Я подскочил к нему, поднял его и усадил в кресло. Он больше не стыдился и заплакал навзрыд. Я не мог произнести ни слова и только бессознательно проводил рукой по его светлым, мягким, как у ребенка, волосам. Он схватил меня за руку… с каким-то страхом… и вдруг я почувствовал на себе его пристальный взгляд.
– Скажите мне правду, доктор, – проговорил он, – она наложила на себя руки?
– Нет, – ответил я.
– А… кто-нибудь… кто-нибудь… виноват в ее смерти?
– Нет, – повторил я, хотя у меня уже готов был вырваться крик: «Я! Я! Я!.. И ты! Мы оба! И ее упрямство, ее злосчастное упрямство!» Но я удержался и повторил еще раз: – Нет… никто не виноват… Судьба!
– Просто не верится, – простонал он, – не верится. Позавчера только она была на балу, улыбалась, кивнула мне.

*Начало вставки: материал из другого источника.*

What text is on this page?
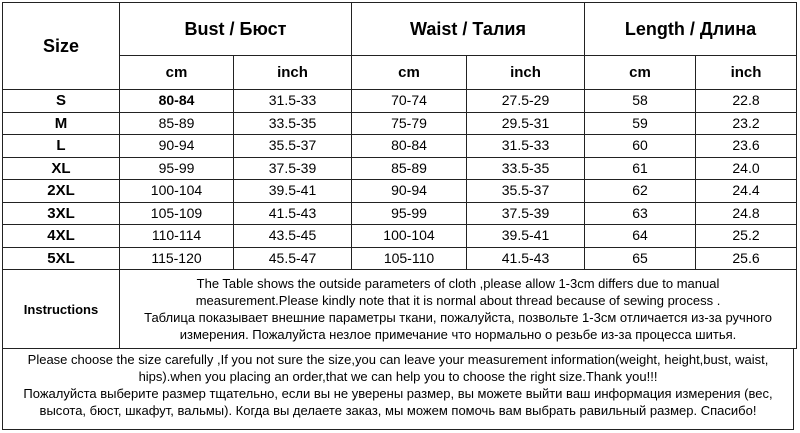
Size	Bust / Бюст		Waist / Талия		Length / Длина	
	cm	inch	cm	inch	cm	inch
S	80-84	31.5-33	70-74	27.5-29	58	22.8
M	85-89	33.5-35	75-79	29.5-31	59	23.2
L	90-94	35.5-37	80-84	31.5-33	60	23.6
XL	95-99	37.5-39	85-89	33.5-35	61	24.0
2XL	100-104	39.5-41	90-94	35.5-37	62	24.4
3XL	105-109	41.5-43	95-99	37.5-39	63	24.8
4XL	110-114	43.5-45	100-104	39.5-41	64	25.2
5XL	115-120	45.5-47	105-110	41.5-43	65	25.6
Instructions	The Table shows the outside parameters of cloth ,please allow 1-3cm differs due to manual
measurement.Please kindly note that it is normal about thread because of sewing process .
Таблица показывает внешние параметры ткани, пожалуйста, позвольте 1-3см отличается из-за ручного
измерения. Пожалуйста незлое примечание что нормально о резьбе из-за процесса шитья.					
Please choose the size carefully ,If you not sure the size,you can leave your measurement information(weight, height,bust, waist,
hips).when you placing an order,that we can help you to choose the right size.Thank you!!!
Пожалуйста выберите размер тщательно, если вы не уверены размер, вы можете выйти ваш информация измерения (вес,
высота, бюст, шкафут, вальмы). Когда вы делаете заказ, мы можем помочь вам выбрать равильный размер. Спасибо!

Как это мыслимо, как это могло случиться?
Я начал плести длинную историю. Даже ему не выдал я тайны покойной. Все эти дни мы были как два брата, словно озаренные связывавшим нас чувством… Мы не поверяли его друг другу, но оба знали, что вся наша жизнь принадлежала этой женщине… Иногда запретное слово готово было сорваться с моих уст, но я стискивал зубы – и он не узнал, что она носила под сердцем ребенка от него… что она хотела, чтобы я убил этого ребенка, его ребенка… и что она увлекла его с собой в пропасть. И все же мы говорили только о ней в эти дни, пока я скрывался у него… потому что – я забыл вам сказать – меня разыскивали… Ее муж приехал, когда гроб был уже закрыт… он не хотел верить официальной версии… ходили темные слухи… и он искал меня… Но я не мог решиться на встречу с ним… увидеть его, человека, заставлявшего, как я знал, ее страдать… Я прятался… четыре дня не выходил из дому, четыре дня мы оба не покидали квартиры… Ее возлюбленный купил для меня под чужим именем место на пароходе, чтобы я мог бежать… Словно вор, прокрался я ночью на палубу, чтобы никто меня не узнал…

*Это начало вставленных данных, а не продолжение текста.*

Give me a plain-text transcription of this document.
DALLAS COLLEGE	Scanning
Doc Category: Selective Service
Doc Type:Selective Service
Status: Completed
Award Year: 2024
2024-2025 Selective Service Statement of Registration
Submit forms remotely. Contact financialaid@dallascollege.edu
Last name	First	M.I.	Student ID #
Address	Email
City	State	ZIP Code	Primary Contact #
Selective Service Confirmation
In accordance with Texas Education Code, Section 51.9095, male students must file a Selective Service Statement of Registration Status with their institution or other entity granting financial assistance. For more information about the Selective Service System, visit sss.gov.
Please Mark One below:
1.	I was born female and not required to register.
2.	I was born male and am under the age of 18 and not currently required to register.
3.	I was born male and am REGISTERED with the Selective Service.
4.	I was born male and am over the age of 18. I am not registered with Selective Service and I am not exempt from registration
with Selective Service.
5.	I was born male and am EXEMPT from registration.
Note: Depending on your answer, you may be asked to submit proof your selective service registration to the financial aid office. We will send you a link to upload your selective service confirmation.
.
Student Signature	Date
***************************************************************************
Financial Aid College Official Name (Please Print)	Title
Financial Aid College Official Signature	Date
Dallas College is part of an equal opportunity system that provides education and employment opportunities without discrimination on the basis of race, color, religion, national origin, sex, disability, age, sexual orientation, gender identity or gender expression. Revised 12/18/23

Я бросил там все, что имел… свой дом и работу, на которую потратил семь лет жизни. Все мое добро брошено на произвол судьбы, а начальство, вероятно, уже уволило меня со службы, так как я без разрешения оставил свой пост… Но я больше не мог жить в этом доме, в этом городе… в этом мире, где все напоминало мне о ней… Как вор, бежал я ночью, только чтобы уйти от нее… забыть…
Но… когда я взошел на борт… ночью… в полночь… мой друг был со мной… тогда… тогда… как раз поднимали что-то краном… что-то продолговатое, черное… это был ее гроб… вы слышите: ее гроб!.. Она преследовала меня, как раньше я преследовал ее… и я должен был стоять тут же, с безучастным видом, потому что он, ее муж, тоже был тут… он везет тело в Англию… может быть, он хочет произвести там вскрытие… Он овладел ею… теперь она опять принадлежит ему… уже не нам… нам обоим… Но я еще здесь… Я пойду за ней до конца… он не узнает, он не должен узнать… я сумею защитить ее тайну от любого посягательства… от этого негодяя, из-за которого она пошла на смерть… Ничего, ничего ему не узнать… ее тайна принадлежит мне, только мне одному…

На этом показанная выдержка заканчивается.